About the author

Outside the U-Boat pens: Saint-Nazaire, March 2008

Why Saint-Nazaire?


Although we live in a world where advances in military technology seem ever more to encroach upon the realm of pure science fiction, my personal interests remain firmly directed towards the human dimension of conflict. Having been born into the bleakness and hardship of an immediate post-war United Kingdom missing so many thousands of husbands, brothers, uncles and sons, I cannot fail to be curious about the social and intellectual consequences of the involuntary transformation, in times of war, of a family-oriented, civilian population, into combatants whose lives become the property of the state and of whom actions are demanded which go against every natural instinct.

With regard to Operation CHARIOT, I have sought, by delving deep within the structure of this one, particular, military event, to illustrate the awful dichotomy that lies at the heart of war, which is that while conflict can on the one hand rob society of her best and brightest young men and women, it can also, on the other, give birth to qualities of personal courage, patriotism, comradeship and empathy so extreme and so deeply felt as to remain undiluted by the passage of time. 

On a more personal note, I am Irish-Canadian, though currently resident in England. Born in Belfast, Northern Ireland, in 1946, I graduated from Trinity College, Dublin, before marrying Sandie and moving to the London area, in 1968. Having always been interested in aircraft, I worked  for several years on the civilian side of the industry - initially at the old Vickers works, built within the confines of the Brooklands racing oval, and ultimately on the Concorde project at the one-time US air base, RAF Fairford. In 1974 we moved to Canada - to Alberta initially, and then to Victoria, British Columbia where, while working as an illustrator/graphic designer, I began the research that would eventually lead me to CHARIOT and to more than a decade of personal involvement with some of the most outstanding human beings I shall ever be privileged to meet.

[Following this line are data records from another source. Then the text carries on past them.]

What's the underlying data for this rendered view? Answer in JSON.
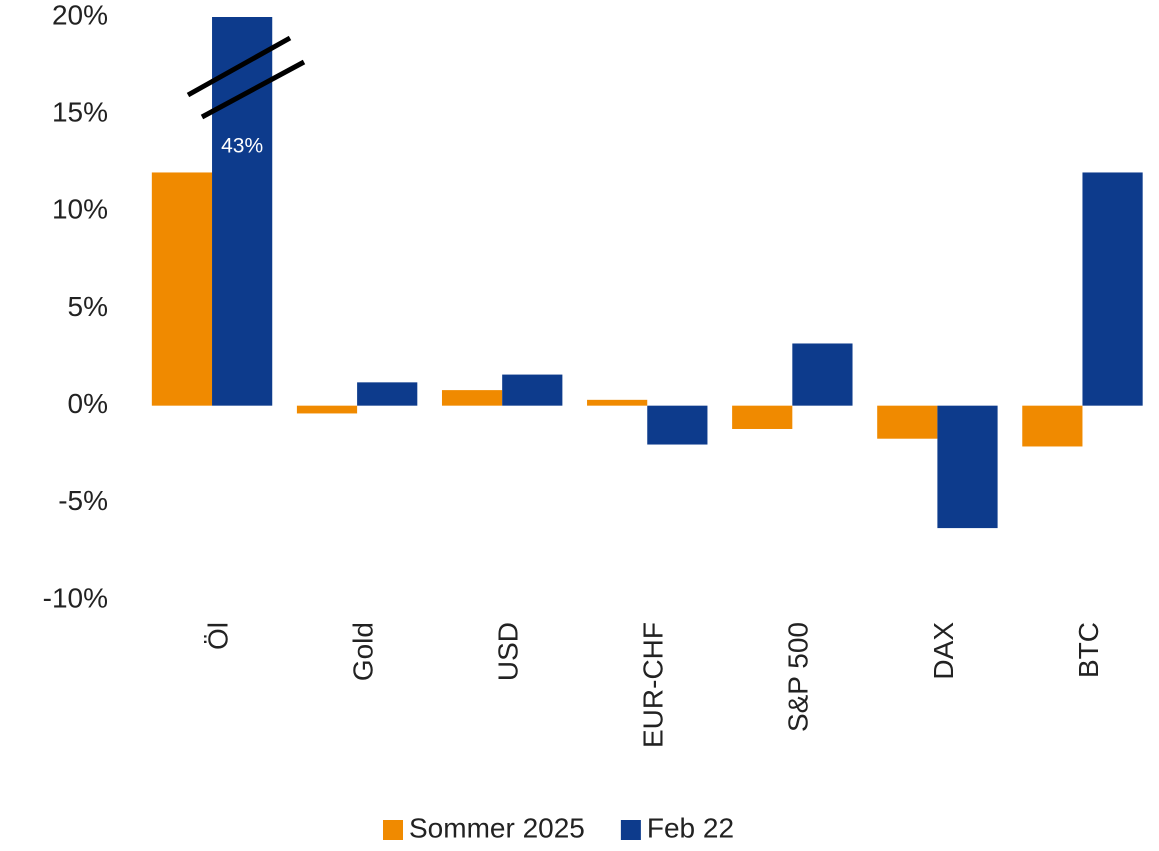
{
  "chart_data": {
    "type": "bar",
    "categories": [
      "Öl",
      "Gold",
      "USD",
      "EUR-CHF",
      "S&P 500",
      "DAX",
      "BTC"
    ],
    "series": [
      {
        "name": "Sommer 2025",
        "color": "#f08a00",
        "values": [
          12.0,
          -0.4,
          0.8,
          0.3,
          -1.2,
          -1.7,
          -2.1
        ]
      },
      {
        "name": "Feb 22",
        "color": "#0d3b8c",
        "values": [
          43,
          1.2,
          1.6,
          -2.0,
          3.2,
          -6.3,
          12.0
        ],
        "value_labels": [
          "43%",
          null,
          null,
          null,
          null,
          null,
          null
        ]
      }
    ],
    "ylim": [
      -10,
      20
    ],
    "yticks": [
      {
        "value": -10,
        "label": "-10%"
      },
      {
        "value": -5,
        "label": "-5%"
      },
      {
        "value": 0,
        "label": "0%"
      },
      {
        "value": 5,
        "label": "5%"
      },
      {
        "value": 10,
        "label": "10%"
      },
      {
        "value": 15,
        "label": "15%"
      },
      {
        "value": 20,
        "label": "20%"
      }
    ],
    "grid": false,
    "legend": "bottom"
  }
}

When I first met the 'Charioteers' - during an interview (it felt more like an interrogation!) to assess my suitability, in the basement of the Special Forces Club - they numbered well over one hundred. That was back in 1990. Now their numbers barely reach a score, the intervening years having robbed the world of all too many good men.

Within those intervening years I have written two books on the subject, provided most of the information for the Jeremy Clarkson documentary 'The Greatest Raid of All Time', assisted a number of other authors writing in a similar vein, produced a biographical documentary on the life of Captain Michael Burn, and assisted with the DeCantillon films production 'The Only One Who Knows You're Afraid' (based on the evasions from capture of Corporal George Wheeler and Lance-Corporal Robert Sims) - and yet 'the system' sill refuses stubbornly to give the raid the attention it so richly deserves, instead preferring to visit the Dambusters raid - again - and to invent a version of the Colditz Story in which the escapers were - you guessed it - American! In a recent book even the noted historian Sir Max Hastings, in referring very briefly to the raid, managed to get his basic facts wrong.

And yet, if you look at the page dealing with the wonderful 70th anniversary commemorations in Saint-Nazaire, March of 2012, and, recalling the host of lauditory comments made to the BBC following the broadcast of Jeremy's programme (most of which ran along the lines of ' how come we never heard of this amazing event before....' - it's clear that I am only one amongst a growing army of  men and women who feel strongly that recognition of the raid is long past due, and who are determined to elevate it to its rightful place in the history of World War 11.